The Appraiser Uses Outdated, Non-Local, or Just Bad Information
In addition to inspecting the homes, appraisers use what are known as comps to assist them with determining how much a home is worth. Essentially, comps (comparables) are the prices homes similar to the one you're purchasing sold for in the local area. While they can be helpful in setting the home's market price, the appraiser's numbers are only as good as the information he or she receives. If the person uses bad comps or doesn't conduct thorough research, he or she may produce a low appraisal.
For example, a few homes in the neighborhood may sell for an abnormally low price. However, this was because those homes had serious problems, such as mold or structural issues. If the appraiser doesn't investigate why these homes sold for below-market prices, the person may think that's normal and set the value of your home accordingly.
Other comp problems that can produce a low appraisal include using numbers from nearby neighborhoods because there aren't enough sold homes in your neighborhood to do a proper appraisal and using outdated comps where home prices were lower than they currently are.
You or your real estate agent can discuss these issues with the appraiser and ask him or her to redo the appraisal using better information. Be aware, though, the person may not be obligated to do what you're asking and/or may charge for the additional effort, so be prepared for either outcome.
The Home's Amenities Aren't as Valuable as You Thought
Another reason the home may be appraised for lower than you expected is because its amenities aren't as valuable as you thought they were.

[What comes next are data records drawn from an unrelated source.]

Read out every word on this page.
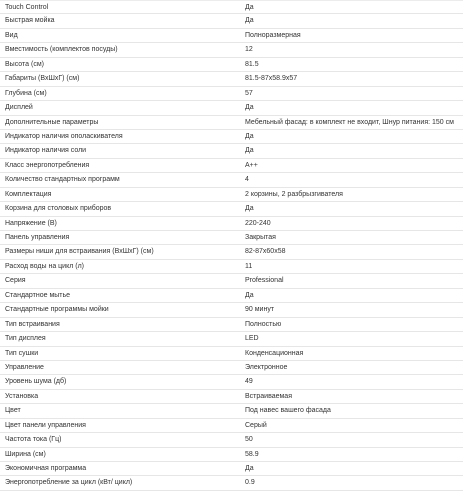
Touch Control	Да
Быстрая мойка	Да
Вид	Полноразмерная
Вместимость (комплектов посуды)	12
Высота (см)	81.5
Габариты (ВхШхГ) (см)	81.5-87x58.9x57
Глубина (см)	57
Дисплей	Да
Дополнительные параметры	Мебельный фасад: в комплект не входит, Шнур питания: 150 см
Индикатор наличия ополаскивателя	Да
Индикатор наличия соли	Да
Класс энергопотребления	A++
Количество стандартных программ	4
Комплектация	2 корзины, 2 разбрызгивателя
Корзина для столовых приборов	Да
Напряжение (В)	220-240
Панель управления	Закрытая
Размеры ниши для встраивания (ВхШхГ) (см)	82-87x60x58
Расход воды на цикл (л)	11
Серия	Professional
Стандартное мытье	Да
Стандартные программы мойки	90 минут
Тип встраивания	Полностью
Тип дисплея	LED
Тип сушки	Конденсационная
Управление	Электронное
Уровень шума (дб)	49
Установка	Встраиваемая
Цвет	Под навес вашего фасада
Цвет панели управления	Серый
Частота тока (Гц)	50
Ширина (см)	58.9
Экономичная программа	Да
Энергопотребление за цикл (кВт/ цикл)	0.9
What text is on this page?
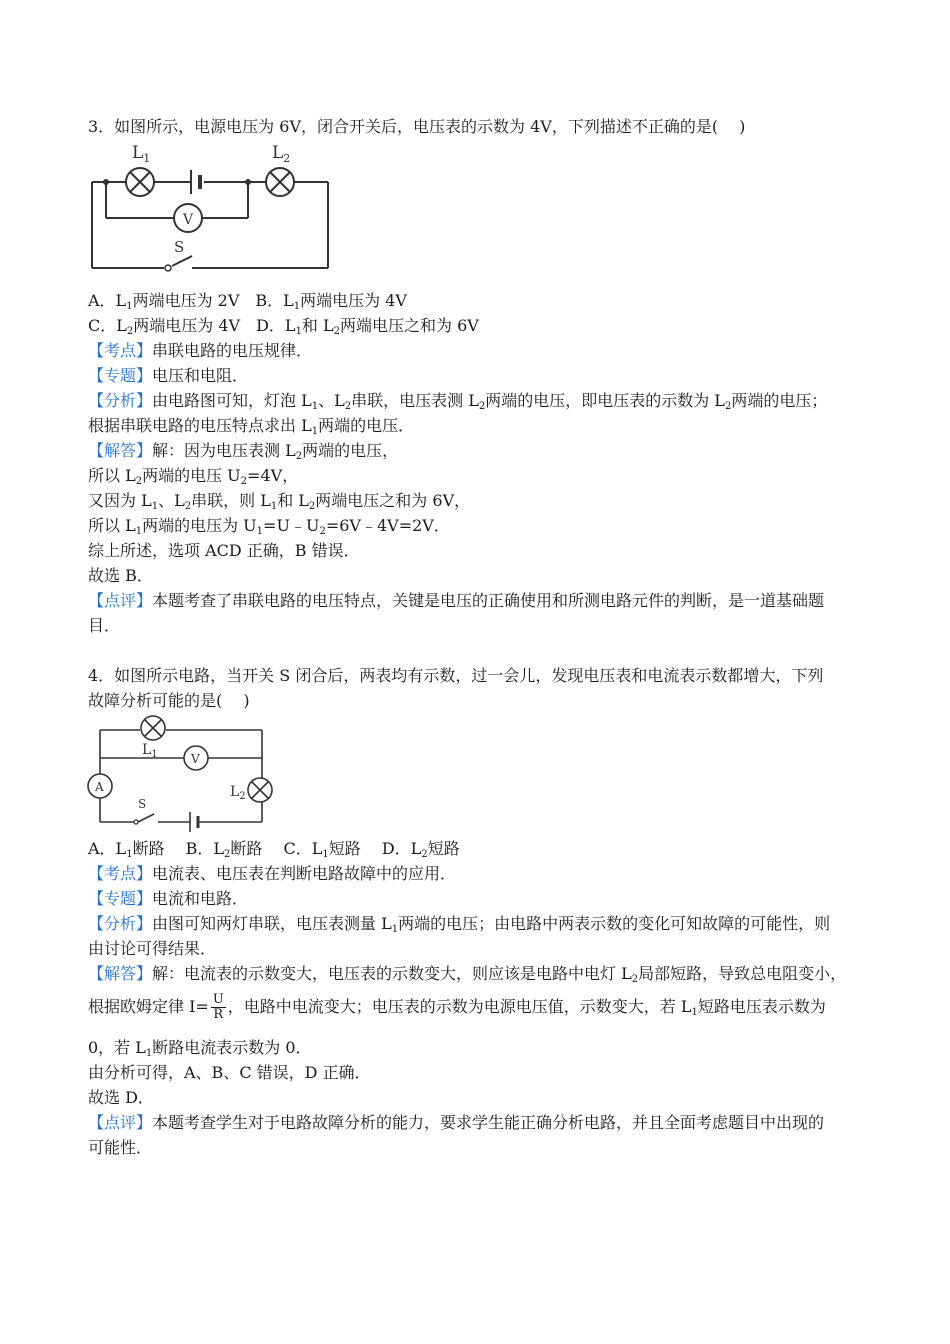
3．如图所示，电源电压为 6V，闭合开关后，电压表的示数为 4V，下列描述不正确的是(　 )
$L_1$	$L_2$
V
S
A．$L_1$两端电压为 2V　B．$L_1$两端电压为 4V
C．$L_2$两端电压为 4V　D．$L_1$和 $L_2$两端电压之和为 6V
【考点】串联电路的电压规律．
【专题】电压和电阻．
【分析】由电路图可知，灯泡 $L_1$、$L_2$串联，电压表测 $L_2$两端的电压，即电压表的示数为 $L_2$两端的电压；
根据串联电路的电压特点求出 $L_1$两端的电压．
【解答】解：因为电压表测 $L_2$两端的电压，
所以 $L_2$两端的电压 $U_2=4V$，
又因为 $L_1$、$L_2$串联，则 $L_1$和 $L_2$两端电压之和为 6V，
所以 $L_1$两端的电压为 $U_1=U﹣U_2=6V﹣4V=2V$．
综上所述，选项 ACD 正确，B 错误．
故选 B．
【点评】本题考查了串联电路的电压特点，关键是电压的正确使用和所测电路元件的判断，是一道基础题
目．
4．如图所示电路，当开关 S 闭合后，两表均有示数，过一会儿，发现电压表和电流表示数都增大，下列
故障分析可能的是(　 )
$L_1$
$L_2$
V
A
S
A．$L_1$断路　 B．$L_2$断路　 C．$L_1$短路　 D．$L_2$短路
【考点】电流表、电压表在判断电路故障中的应用．
【专题】电流和电路．
【分析】由图可知两灯串联，电压表测量 $L_1$两端的电压；由电路中两表示数的变化可知故障的可能性，则
由讨论可得结果．
【解答】解：电流表的示数变大，电压表的示数变大，则应该是电路中电灯 $L_2$局部短路，导致总电阻变小，
根据欧姆定律 $I= \frac{U}{R}$ ，电路中电流变大；电压表的示数为电源电压值，示数变大，若 $L_1$短路电压表示数为
0，若 $L_1$断路电流表示数为 0．
由分析可得，A、B、C 错误，D 正确．
故选 D．
【点评】本题考查学生对于电路故障分析的能力，要求学生能正确分析电路，并且全面考虑题目中出现的
可能性．
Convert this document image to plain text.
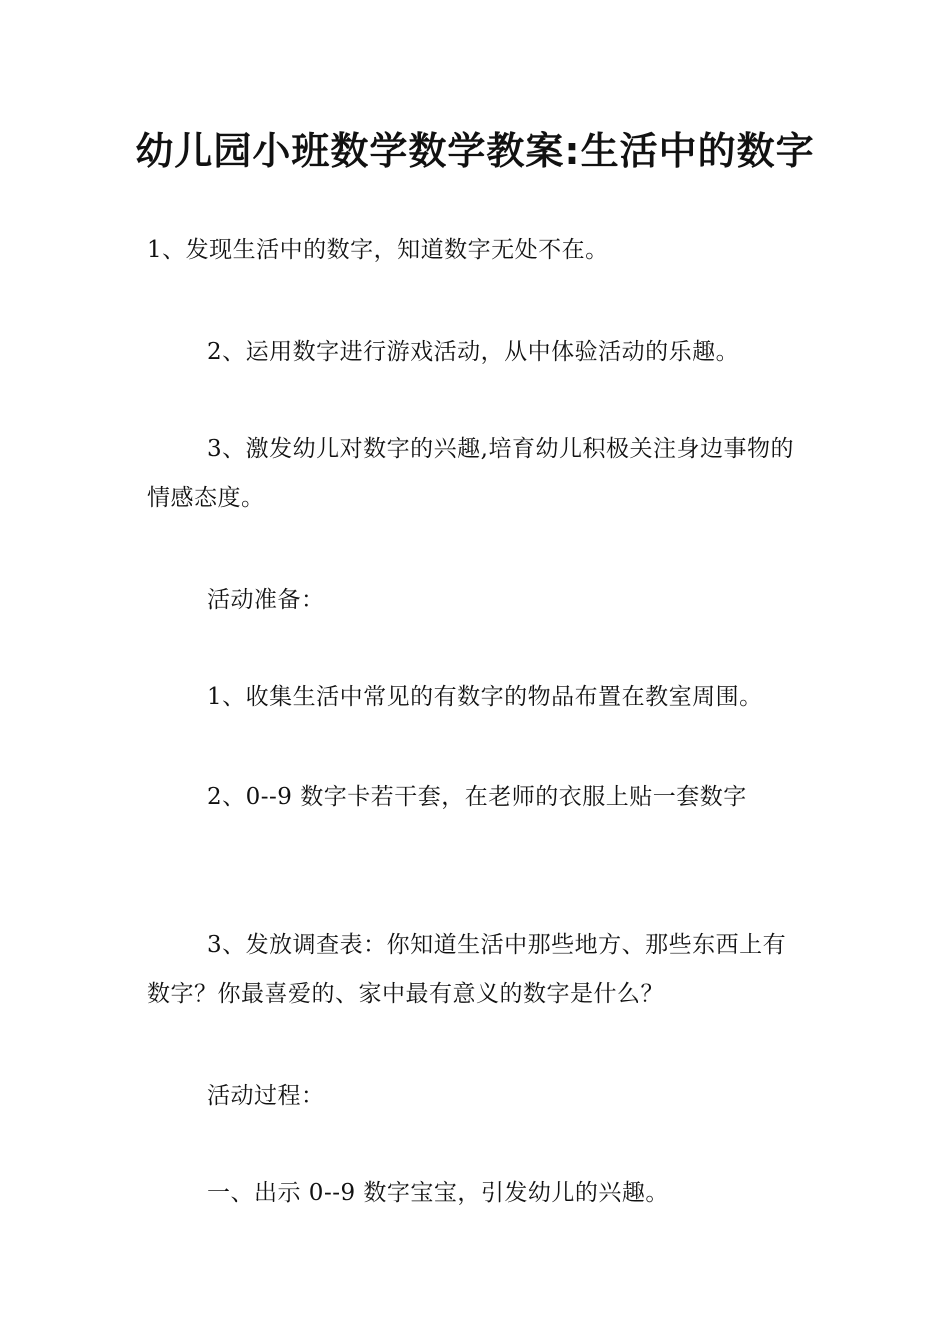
幼儿园小班数学数学教案:生活中的数字
1、发现生活中的数字，知道数字无处不在。
2、运用数字进行游戏活动，从中体验活动的乐趣。
3、激发幼儿对数字的兴趣,培育幼儿积极关注身边事物的情感态度。
活动准备：
1、收集生活中常见的有数字的物品布置在教室周围。
2、0--9 数字卡若干套，在老师的衣服上贴一套数字
3、发放调查表：你知道生活中那些地方、那些东西上有数字？你最喜爱的、家中最有意义的数字是什么？
活动过程：
一、出示 0--9 数字宝宝，引发幼儿的兴趣。
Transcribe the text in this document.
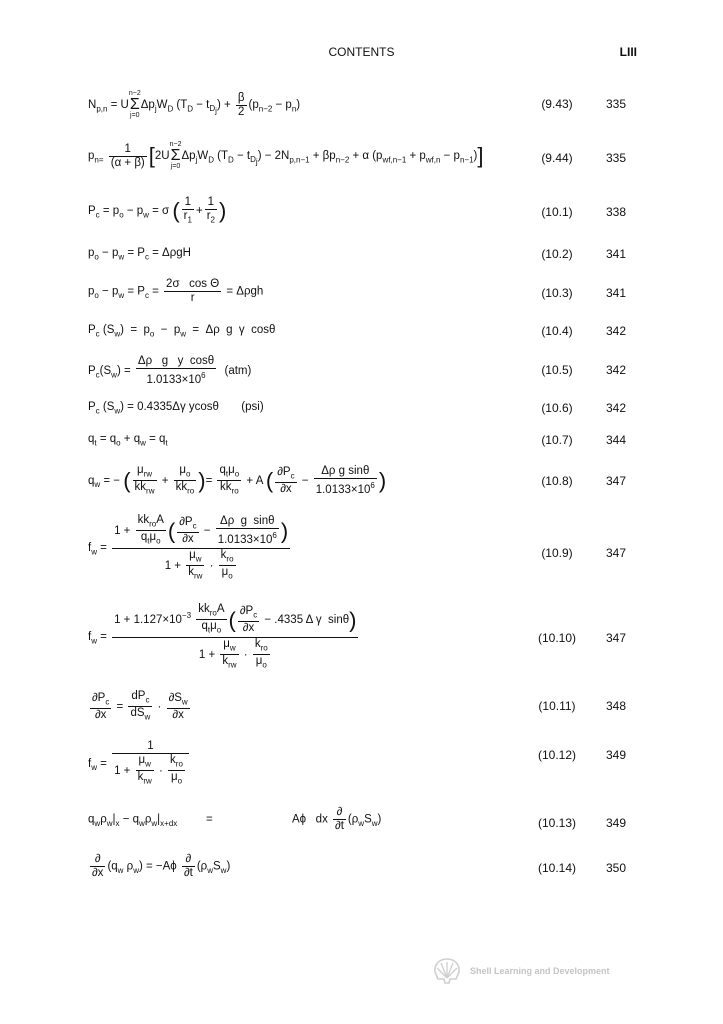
CONTENTS	LIII
$N_{p,n} = Un-2$
Σ
$j=0\Delta p_jW_D$ $(T_D - t_{D_j}) + \frac{\beta}{2} (p_{n-2} - p_n)$	(9.43)	335
$p_{n=} \frac{1}{(\alpha + \beta)} [2Un-2$
Σ
$j=0\Delta p_jW_D$ $(T_D - t_{D_j}) - 2N_{p,n-1} + \beta p_{n-2} + \alpha$ $(p_{wf,n-1} + p_{wf,n} - p_{n-1})$]	(9.44)	335
$P_c = p_o - p_w = \sigma$ ( $\frac{1}{r_1} + \frac{1}{r_2}$ )	(10.1)	338
$p_o - p_w = P_c = \Delta\rho gH$	(10.2)	341
$p_o - p_w = P_c = \frac{\text{2σ   cos Θ}}{r} = \Delta\rho gh$	(10.3)	341
$P_c$ $(S_w) = p_o - p_w = \Delta\rho$  g  γ  cosθ	(10.4)	342
$P_c(S_w) = \frac{\text{Δρ   g   y  cosθ}}{1.0133\times 10^6} (atm)$	(10.5)	342
$P_c$ $(S_w) = 0.4335\Delta\gamma$ ycosθ       (psi)	(10.6)	342
$q_t = q_o + q_w = q_t$	(10.7)	344
$q_w$ = − ( $\frac{\mu_{rw}}{kk_{rw}} + \frac{\mu_o}{kk_{ro}}$ )= $\frac{q_t\mu_o}{kk_{ro}} + A$ ( $\frac{\partial P_c}{\partial x} - \frac{\text{Δρ g sinθ}}{1.0133\times 10^6}$ )	(10.8)	347
$f_w = \frac{1 + \frac{kk_{ro}A}{q_t\mu_o} ( \frac{\partial P_c}{\partial x} - \frac{\text{Δρ  g  sinθ}}{1.0133\times 10^6} )}{1 + \frac{\mu_w}{k_{rw}} \cdot \frac{k_{ro}}{\mu_o}}$	(10.9)	347
$f_w = \frac{1 + 1.127\times 10^{-3} \frac{kk_{ro}A}{q_t\mu_o} ( \frac{\partial P_c}{\partial x} - .4335 \Delta \gamma \sin\theta)}{1 + \frac{\mu_w}{k_{rw}} \cdot \frac{k_{ro}}{\mu_o}}$	(10.10)	347
$\frac{\partial P_c}{\partial x} = \frac{dP_c}{dS_w} \cdot \frac{\partial S_w}{\partial x}$	(10.11)	348
$f_w = \frac{1}{1 + \frac{\mu_w}{k_{rw}} \cdot \frac{k_{ro}}{\mu_o}}$	(10.12)	349
$q_w\rho_w|_x - q_w\rho_w|_{x+dx}$         =                         Aϕ   dx $\frac{\partial}{\partial t} (\rho_wS_w)$	(10.13)	349
$\frac{\partial}{\partial x} (q_w$ $\rho_w) = -A\phi \frac{\partial}{\partial t} (\rho_wS_w)$	(10.14)	350
Shell Learning and Development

For example, you may think a finished basement should be valued as the rest of square footage in the home. However, appraisers are required to price basement space at a lower value because it sits below the ground. Other amenities, while expensive, may not differ in quality than their cheaper counterparts, which can cause the appraiser to value them less.
One way to deal with this issue is to point to other amenities the appraiser may have overlooked. For example, if your home has an exceptional view that's not available at other homes in the neighborhood, that may result in the appraiser increasing the home's value because of that unique feature.